In the Österreichische case the Court of Justice of the European Union (CJEU) was asked to consider:

  • Whether an award of compensation under Article 82 requires that an applicant must have suffered harm in addition to infringement of GDPR provisions
  • If an award of compensation for non-material damage presupposes a consequence of the infringement of at least some weight that goes beyond the upset caused

Five take-aways from the AG’s opinion

These are five key take aways from Advocate General (AG) Campos Sánchez-Bordona’s opinion in this case.

A mere breach of the GDPR isn’t sufficient to merit an award of compensation: A technical infringement of the GDPR isn’t enough to justify an award of damages. Any technical breach must be accompanied by evidence that material and/or non-material damage has been suffered because of that breach to give rise to an award of compensation.

There’s no automatic right of compensation: There are no provisions under the GDPR that would automatically trigger compensation if infringed. This means that harm can’t be inferred from any infringement without (a) the claimant evidencing damage/harm and (b) the defendant trying to demonstrate otherwise.

There’s no basis for punitive damages: Article 82 creates no basis for punitive damages. Articles 83 and 84 already allow, by way of criminal penalties and administrative fines, punitive action by the relevant supervisory authority.

Article 82 shouldn’t be used as an instrument to compensate mere annoyance or upset: there is difficulty in accepting that damages can be awarded for mere inconvenience as there is an imbalance between a claim of this nature’s monetary value and the cost of bringing the claim.

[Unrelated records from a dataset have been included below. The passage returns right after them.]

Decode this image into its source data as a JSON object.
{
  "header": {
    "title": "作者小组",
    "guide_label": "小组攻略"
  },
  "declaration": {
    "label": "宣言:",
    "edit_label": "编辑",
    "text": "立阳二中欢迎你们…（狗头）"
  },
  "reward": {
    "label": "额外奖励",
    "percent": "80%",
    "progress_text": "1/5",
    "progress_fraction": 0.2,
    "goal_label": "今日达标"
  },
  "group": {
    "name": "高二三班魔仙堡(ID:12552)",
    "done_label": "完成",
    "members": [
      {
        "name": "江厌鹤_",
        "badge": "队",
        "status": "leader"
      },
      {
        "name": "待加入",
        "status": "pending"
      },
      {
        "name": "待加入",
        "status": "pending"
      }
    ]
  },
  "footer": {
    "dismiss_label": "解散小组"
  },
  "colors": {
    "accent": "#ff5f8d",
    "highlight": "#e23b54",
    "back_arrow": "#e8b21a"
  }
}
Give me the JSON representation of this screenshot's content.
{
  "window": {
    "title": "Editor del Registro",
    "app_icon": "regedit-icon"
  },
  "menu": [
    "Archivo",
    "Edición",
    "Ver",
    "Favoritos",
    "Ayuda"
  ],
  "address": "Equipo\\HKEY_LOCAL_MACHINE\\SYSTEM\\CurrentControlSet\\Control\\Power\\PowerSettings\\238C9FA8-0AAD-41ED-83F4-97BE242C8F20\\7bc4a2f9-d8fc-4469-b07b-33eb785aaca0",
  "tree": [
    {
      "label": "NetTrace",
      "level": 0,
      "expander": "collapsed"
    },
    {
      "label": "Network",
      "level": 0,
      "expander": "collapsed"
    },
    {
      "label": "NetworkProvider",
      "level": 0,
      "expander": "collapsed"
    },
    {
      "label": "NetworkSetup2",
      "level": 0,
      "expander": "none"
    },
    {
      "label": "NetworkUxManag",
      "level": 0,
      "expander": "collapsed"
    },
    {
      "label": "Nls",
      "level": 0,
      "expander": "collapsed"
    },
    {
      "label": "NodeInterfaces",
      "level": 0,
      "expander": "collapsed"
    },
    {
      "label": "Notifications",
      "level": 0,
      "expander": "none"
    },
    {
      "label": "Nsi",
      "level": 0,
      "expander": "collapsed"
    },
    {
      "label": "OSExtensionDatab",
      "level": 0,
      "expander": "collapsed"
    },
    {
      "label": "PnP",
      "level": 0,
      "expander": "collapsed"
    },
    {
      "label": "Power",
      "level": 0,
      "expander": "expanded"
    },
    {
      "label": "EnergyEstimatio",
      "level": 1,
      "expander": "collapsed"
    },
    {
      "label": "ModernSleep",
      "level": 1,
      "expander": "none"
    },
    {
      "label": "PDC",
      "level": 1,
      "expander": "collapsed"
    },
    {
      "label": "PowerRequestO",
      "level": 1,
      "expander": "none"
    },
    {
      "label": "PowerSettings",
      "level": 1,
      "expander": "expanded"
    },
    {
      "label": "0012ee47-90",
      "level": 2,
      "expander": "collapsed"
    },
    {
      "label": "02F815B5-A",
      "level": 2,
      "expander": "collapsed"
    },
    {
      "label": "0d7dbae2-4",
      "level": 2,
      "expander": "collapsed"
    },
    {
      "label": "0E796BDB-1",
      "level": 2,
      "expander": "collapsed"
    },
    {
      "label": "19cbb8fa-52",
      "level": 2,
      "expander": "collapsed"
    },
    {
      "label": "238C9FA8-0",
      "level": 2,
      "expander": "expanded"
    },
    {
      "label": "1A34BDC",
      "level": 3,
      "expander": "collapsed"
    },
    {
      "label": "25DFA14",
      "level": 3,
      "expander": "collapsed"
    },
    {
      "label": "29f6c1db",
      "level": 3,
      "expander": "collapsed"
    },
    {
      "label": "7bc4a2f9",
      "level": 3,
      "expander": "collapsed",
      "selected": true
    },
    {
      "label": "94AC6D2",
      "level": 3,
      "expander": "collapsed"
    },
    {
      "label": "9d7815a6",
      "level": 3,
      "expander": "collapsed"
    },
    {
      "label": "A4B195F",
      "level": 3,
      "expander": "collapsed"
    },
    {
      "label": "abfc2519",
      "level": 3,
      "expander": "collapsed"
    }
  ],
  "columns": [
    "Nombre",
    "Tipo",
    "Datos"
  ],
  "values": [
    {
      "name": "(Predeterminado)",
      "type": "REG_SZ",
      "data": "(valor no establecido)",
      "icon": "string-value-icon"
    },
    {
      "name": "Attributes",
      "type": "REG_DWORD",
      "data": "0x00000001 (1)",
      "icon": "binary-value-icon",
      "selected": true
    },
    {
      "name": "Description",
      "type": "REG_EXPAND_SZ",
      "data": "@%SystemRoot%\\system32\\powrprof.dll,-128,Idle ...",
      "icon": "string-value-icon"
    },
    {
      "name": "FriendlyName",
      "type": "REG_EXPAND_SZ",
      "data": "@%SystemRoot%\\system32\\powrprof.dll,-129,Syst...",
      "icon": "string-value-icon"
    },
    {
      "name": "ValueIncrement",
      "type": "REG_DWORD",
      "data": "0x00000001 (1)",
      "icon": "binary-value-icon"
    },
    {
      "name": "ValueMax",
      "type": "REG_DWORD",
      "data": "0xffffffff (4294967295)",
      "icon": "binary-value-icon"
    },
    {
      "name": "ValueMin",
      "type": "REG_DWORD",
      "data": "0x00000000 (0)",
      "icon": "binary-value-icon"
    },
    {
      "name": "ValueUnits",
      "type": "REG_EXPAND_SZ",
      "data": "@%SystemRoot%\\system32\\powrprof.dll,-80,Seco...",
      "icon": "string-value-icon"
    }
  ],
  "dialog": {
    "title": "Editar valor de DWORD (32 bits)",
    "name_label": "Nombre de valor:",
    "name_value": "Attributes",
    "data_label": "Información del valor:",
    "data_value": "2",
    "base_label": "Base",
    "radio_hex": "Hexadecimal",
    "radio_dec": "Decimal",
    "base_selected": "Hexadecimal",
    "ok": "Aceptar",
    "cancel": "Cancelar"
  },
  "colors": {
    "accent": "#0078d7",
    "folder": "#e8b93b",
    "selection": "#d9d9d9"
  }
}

Quantifying non-material damage should be left to the courts of each Member State: the AG recognised “there is a fine line between mere upset (which is not eligible for compensation) and genuine non-material damage (which is eligible for compensation)”. The difficult task of distinguishing between the two should be left to the courts of the Member States. They need to consider the facts of each case and the “perception prevailing in society at a given time regarding the permissible degree of tolerance” to the effects of an infringement under the GDPR.

How this might impact you

Although the CJEU isn’t bound by AG opinions, it does tend to follow them. So this case will impact subsequent rulings on damages under the GDPR and UK courts may have regard to such cases.

The AG was reluctant to provide tangible guidance on the threshold for non-material damage and how to calculate the amount of compensation. However, there is an indisputable requirement that data subjects must suffer damage because of an infringement of the GDPR and that damage must be more than mere upset.

While this may be the case, you should continue to be wary of the risk of a damages claim if you haven’t got consent for the data processing you are undertaking, not least because of the legal costs involved in defending a claim. Of course, costs and damages aren’t the only concern, you should also be mindful of reputational damage suffered via infringement of the GDPR.